И, всхлипнув, затих.

Все бросились к нему, даже Губа помог уложить его на спину, попутно высвобождая ноги от запутавшихся верёвок. Часть развёрнутого при беге брезента Саша затянул внутрь пещеры и с удивлением обнаружил несколько прожжённых дырок в основе ткани, будто здесь работали паяльником.

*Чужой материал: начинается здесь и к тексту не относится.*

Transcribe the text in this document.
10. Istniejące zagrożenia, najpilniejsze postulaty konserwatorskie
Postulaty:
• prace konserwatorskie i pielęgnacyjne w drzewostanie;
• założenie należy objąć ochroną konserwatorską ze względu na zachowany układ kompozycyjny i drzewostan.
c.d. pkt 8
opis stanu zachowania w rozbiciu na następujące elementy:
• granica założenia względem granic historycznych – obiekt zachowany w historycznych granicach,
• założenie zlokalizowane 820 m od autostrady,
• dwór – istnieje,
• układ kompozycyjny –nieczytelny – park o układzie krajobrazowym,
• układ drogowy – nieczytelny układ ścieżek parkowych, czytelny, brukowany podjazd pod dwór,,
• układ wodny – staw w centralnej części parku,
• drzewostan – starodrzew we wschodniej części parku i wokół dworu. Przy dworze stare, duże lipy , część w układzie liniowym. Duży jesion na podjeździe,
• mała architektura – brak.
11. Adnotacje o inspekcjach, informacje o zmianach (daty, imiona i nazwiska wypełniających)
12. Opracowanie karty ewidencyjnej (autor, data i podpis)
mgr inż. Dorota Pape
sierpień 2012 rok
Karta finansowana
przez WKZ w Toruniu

- Осторожно! – крикнул профессор. – Похоже на какую-то кислоту. Эти жгуты, разворачиваясь, брызгают ею во все стороны, видимо, при соприкосновении с воздухом. Надо полагать, происходит какая-то неведомая нам реакция.

Разорвав остатки рукава, девушка принялась осматривать въевшийся в плоть жгут, толщиной с большой палец человеческой ладони. Жёлтого цвета живая «верёвка», похожая на щупальце медузы, пульсировала и шипела, вся покрывшись пузырящейся пеной, словно вытекающая изо рта жидкость эпилептика при конвульсивном приступе.

Василий Михайлович отдёрнул руку Люды и, схватив перочинный ножик, уже было занёс руку для удара, чтобы перерезать мерзкую тварь, как вдруг Семён остановил его:

- Нет! Если перережем – всё разлетится брызгами и попадёт нам на лицо и руки. Смотрите…, оно уже само отпадает.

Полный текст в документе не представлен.